Marketing Automation Buyer's Guide

Is Your Marketing Automation Too Impersonal? Here’s How to Humanize It

Is Your Automation Too Impersonal? Here's How to Humanize It

Is Your Automation Too Impersonal? Here's How to Humanize It

The purpose of marketing automation is to minimize human effort in the tedium of marketing. This can be a great boon to marketers as it removes the need to focus on busy work and frees up time to focus on more pressing issues. Though this all seems well and good, how much automation is too much? Your leads crave the ease of automation with the personal touches legacy marketing strategies bring to the table. Is there a way for marketers to have their cake and eat it too?

There is absolutely a balance users can strike that affords the convenience of marketing automation while still working personally with leads.

You may have heard the old wisdom that knowing is half the battle. That holds up when applied to your automation balancing. Data and how organizations manage it are the keys to creating the personal experiences your leads hunger for. A strong Customer Relationship Management system can help with this. A CRM’s customer data repository is one of the most effective ways to juggle the overwhelming volume of information concerning your leads.

Granted, this bent towards data requires organizations to be extremely with audits, GDPR compliance, and general day-to-day upkeep. Actionable, clean data is the key to personalization, and companies using it are six times more likely to give marketing teams ownership of their customers. A functional database is a personalized database.

After you establish a healthy database, it’s time to use automated marketing. This is the part of the process you should have the least amount of trouble with for the sole fact that your software is going to be doing most of the work for you. Send out your automated emails, monitor clickthroughs and segment your leads. Do everything you’re accustomed to with your automation strategy, as the real humanization comes after the initial wave of solution-assisted efforts.

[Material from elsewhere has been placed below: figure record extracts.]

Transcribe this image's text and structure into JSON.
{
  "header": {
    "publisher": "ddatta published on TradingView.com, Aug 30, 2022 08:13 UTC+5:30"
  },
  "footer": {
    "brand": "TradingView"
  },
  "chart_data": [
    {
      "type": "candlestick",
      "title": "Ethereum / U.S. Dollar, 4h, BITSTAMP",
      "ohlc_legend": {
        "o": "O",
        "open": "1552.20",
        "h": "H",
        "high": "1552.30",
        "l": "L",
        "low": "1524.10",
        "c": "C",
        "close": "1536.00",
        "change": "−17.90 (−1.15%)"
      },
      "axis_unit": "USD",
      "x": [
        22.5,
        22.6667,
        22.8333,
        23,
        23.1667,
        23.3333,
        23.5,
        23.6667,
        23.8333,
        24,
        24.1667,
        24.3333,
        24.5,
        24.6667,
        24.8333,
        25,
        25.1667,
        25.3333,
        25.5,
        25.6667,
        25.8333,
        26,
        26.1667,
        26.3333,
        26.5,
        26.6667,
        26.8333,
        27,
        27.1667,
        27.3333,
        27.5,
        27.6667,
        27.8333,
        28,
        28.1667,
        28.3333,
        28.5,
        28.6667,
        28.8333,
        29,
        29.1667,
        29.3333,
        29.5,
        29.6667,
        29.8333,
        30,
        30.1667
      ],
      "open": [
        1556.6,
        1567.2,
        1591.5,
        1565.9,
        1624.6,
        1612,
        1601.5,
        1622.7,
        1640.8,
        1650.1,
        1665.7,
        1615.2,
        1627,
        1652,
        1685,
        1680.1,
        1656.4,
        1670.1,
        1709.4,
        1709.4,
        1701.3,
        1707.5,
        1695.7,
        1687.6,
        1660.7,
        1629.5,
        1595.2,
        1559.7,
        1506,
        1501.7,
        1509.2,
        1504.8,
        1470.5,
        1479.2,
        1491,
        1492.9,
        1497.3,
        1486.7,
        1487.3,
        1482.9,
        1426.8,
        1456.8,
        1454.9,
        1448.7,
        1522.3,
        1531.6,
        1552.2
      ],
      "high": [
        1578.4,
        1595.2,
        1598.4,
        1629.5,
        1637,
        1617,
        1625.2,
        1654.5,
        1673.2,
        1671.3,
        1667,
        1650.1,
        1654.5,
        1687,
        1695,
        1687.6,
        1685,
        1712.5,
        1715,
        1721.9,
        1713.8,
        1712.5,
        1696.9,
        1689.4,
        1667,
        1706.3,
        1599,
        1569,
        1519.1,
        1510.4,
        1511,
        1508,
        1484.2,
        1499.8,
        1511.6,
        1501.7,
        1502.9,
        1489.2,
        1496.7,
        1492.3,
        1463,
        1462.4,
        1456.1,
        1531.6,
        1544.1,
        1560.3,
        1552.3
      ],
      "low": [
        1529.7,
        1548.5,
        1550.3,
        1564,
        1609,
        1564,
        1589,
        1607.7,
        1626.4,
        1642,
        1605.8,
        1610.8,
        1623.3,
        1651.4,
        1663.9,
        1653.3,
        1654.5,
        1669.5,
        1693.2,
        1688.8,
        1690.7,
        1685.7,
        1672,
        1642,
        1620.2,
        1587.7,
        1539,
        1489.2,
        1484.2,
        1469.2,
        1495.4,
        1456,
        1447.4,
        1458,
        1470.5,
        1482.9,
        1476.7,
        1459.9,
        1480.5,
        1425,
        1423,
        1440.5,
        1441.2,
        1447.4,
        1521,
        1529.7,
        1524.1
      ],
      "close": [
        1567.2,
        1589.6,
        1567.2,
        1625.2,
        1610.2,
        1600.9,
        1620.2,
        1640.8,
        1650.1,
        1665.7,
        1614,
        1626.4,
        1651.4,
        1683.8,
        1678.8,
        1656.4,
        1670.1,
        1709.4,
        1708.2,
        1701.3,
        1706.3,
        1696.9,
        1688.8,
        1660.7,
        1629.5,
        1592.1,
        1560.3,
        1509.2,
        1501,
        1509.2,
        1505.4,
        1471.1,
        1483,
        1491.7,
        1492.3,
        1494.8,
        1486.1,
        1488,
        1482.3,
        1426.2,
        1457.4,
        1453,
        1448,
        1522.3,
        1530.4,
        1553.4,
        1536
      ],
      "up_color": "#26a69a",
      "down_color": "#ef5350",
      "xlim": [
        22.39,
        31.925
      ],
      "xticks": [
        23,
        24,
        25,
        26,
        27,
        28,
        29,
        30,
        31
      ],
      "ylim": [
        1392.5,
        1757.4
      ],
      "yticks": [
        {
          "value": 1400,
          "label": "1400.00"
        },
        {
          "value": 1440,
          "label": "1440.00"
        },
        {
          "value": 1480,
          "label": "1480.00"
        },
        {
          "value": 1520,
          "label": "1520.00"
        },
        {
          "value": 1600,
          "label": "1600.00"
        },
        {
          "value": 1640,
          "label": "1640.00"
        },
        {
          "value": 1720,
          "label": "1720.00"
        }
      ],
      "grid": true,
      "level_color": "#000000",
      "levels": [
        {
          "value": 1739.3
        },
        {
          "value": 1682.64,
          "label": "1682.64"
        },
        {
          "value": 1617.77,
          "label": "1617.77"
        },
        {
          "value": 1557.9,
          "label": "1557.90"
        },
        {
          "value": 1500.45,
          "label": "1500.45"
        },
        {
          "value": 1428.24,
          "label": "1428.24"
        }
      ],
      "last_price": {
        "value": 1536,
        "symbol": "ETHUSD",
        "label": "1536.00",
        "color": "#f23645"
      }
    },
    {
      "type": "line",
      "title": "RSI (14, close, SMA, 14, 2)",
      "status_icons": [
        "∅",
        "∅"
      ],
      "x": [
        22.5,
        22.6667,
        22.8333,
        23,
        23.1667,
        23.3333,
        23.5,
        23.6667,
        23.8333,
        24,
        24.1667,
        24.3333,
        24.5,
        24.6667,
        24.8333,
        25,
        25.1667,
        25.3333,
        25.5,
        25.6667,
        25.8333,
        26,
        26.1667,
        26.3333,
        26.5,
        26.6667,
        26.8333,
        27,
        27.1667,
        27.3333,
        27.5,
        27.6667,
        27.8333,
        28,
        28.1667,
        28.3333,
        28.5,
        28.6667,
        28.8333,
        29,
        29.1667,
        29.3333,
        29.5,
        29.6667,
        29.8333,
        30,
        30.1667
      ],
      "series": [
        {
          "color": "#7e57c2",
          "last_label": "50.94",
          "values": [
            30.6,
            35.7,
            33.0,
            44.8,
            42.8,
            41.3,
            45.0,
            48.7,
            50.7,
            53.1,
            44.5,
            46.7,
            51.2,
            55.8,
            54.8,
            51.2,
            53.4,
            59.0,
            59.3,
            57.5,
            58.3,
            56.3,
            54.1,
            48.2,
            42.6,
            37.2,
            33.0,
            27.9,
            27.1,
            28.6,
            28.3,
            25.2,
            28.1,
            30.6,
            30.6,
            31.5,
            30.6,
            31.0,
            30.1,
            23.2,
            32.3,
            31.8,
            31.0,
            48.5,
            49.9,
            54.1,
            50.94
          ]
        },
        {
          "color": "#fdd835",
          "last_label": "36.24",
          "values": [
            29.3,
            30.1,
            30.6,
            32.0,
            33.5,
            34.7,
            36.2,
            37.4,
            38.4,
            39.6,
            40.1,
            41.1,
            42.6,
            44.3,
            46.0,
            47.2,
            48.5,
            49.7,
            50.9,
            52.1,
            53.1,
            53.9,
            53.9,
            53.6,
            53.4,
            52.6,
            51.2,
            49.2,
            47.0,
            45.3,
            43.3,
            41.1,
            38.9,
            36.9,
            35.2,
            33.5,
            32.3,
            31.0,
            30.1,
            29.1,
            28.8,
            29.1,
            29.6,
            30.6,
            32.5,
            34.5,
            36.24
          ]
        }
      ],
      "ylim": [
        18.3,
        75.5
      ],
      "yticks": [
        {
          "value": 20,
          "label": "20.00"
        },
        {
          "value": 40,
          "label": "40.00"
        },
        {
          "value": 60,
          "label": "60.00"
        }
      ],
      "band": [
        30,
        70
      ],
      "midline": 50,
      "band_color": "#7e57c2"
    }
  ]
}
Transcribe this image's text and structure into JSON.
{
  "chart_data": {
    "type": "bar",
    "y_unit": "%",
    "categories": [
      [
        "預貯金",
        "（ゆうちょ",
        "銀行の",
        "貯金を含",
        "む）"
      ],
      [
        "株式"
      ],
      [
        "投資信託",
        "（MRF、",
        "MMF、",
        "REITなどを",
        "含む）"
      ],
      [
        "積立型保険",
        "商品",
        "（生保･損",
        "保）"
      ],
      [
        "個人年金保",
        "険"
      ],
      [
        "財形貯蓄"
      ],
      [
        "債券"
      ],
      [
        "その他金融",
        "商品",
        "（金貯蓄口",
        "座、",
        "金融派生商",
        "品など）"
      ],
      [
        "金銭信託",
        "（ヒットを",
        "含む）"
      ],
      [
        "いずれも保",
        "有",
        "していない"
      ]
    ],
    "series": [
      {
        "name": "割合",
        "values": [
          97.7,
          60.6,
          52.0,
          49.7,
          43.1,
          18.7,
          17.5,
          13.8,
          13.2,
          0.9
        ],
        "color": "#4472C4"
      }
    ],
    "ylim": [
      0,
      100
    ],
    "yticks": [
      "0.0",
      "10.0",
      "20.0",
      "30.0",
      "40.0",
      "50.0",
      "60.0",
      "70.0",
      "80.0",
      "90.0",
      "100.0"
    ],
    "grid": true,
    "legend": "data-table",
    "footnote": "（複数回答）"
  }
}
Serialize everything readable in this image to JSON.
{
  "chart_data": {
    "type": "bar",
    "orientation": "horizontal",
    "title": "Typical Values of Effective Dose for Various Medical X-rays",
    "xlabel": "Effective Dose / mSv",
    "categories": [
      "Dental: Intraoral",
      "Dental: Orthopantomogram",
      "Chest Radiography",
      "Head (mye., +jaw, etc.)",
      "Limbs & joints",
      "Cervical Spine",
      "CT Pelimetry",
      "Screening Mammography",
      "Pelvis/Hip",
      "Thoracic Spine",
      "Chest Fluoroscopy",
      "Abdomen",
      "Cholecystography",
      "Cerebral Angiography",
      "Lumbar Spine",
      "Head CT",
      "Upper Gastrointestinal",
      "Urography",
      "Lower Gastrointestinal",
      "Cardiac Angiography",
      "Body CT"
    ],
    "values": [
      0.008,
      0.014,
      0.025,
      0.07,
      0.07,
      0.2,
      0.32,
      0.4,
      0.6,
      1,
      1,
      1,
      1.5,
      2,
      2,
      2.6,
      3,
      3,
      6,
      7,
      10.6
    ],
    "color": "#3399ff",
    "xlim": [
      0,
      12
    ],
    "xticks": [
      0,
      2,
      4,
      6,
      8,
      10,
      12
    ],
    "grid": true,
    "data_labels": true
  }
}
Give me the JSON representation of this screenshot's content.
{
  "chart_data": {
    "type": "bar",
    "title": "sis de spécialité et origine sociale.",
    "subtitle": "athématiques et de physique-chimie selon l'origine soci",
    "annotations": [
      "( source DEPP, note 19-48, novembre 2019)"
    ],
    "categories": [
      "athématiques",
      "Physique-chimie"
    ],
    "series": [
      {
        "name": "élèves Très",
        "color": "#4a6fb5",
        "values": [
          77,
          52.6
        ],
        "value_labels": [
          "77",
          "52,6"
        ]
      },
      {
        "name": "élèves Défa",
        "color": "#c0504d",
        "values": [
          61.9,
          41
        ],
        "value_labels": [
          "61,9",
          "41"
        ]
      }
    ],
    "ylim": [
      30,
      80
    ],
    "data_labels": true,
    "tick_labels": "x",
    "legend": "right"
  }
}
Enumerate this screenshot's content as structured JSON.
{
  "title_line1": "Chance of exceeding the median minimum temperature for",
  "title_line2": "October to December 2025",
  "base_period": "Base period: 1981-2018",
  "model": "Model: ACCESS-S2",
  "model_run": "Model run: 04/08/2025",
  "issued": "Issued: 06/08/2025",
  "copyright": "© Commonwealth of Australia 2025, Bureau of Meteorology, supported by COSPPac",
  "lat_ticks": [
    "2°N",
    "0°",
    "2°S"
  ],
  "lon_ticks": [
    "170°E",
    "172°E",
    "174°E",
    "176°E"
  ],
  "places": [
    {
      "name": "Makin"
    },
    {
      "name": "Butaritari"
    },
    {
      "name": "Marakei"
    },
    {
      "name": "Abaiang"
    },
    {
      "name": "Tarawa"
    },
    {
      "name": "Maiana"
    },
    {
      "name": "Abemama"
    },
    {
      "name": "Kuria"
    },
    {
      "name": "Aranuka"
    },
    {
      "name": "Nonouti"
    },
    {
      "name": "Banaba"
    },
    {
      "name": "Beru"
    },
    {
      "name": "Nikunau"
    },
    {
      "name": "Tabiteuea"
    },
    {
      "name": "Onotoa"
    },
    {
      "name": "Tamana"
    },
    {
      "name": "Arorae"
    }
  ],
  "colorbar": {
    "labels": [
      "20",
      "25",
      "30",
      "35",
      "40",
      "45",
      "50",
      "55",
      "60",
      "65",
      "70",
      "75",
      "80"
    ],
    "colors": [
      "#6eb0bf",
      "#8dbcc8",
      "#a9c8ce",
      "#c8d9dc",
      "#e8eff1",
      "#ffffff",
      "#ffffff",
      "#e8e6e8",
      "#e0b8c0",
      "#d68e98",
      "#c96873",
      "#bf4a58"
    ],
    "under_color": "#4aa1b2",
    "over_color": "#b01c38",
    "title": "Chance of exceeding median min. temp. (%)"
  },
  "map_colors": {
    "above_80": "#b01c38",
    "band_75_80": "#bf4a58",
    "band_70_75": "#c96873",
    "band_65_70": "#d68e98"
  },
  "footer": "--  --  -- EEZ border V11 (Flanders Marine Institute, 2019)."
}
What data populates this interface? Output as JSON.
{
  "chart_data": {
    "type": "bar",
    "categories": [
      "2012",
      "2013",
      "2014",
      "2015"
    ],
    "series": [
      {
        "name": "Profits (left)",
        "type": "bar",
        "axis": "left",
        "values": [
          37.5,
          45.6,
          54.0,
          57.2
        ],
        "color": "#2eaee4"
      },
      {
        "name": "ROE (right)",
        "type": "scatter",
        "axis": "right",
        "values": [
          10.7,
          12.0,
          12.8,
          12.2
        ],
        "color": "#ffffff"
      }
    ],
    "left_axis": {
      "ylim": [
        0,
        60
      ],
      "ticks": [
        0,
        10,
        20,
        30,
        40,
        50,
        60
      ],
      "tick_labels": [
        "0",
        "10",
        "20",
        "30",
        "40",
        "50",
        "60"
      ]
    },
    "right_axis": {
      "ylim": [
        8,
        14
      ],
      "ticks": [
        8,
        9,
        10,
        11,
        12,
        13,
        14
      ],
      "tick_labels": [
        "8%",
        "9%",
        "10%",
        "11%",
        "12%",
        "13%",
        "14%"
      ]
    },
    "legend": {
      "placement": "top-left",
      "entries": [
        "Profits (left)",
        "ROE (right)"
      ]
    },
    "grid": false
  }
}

So you’ve made your rounds of automation and you’ve developed a list of qualified leads. You could keep using your solution to interact, but you also run the risk of alienating them with more “robotic” marketing. For more humanized and personal marketing efforts, consider using automation as a means to get in the door. After you’ve got them interested, take a more traditional route and interact more personally.

Get to know them a little and engage them on a one-to-one level. This goes even beyond the sale. After a lead has been converted, keep periodically checking in with them. Personalized nurturing develops a relationship between the customer and your brand and is proven to turn leads into sales and sales into repeat customers.

The best way to balance your brand’s humanity with your automation efforts is to develop a unique brand voice. Brands that have a definitive voice are proven to be more effective at relating to their desired demographic. If your automated messages are written with an appealing voice backed up by your brand’s personality, the fact that they’re not being personally sent becomes almost irrelevant. If marketers can turn a brand, which by definition, is an entity lacking an inherent personality, into something personable, they can absolutely overcome the fact that a “real person” isn’t hitting send on that message.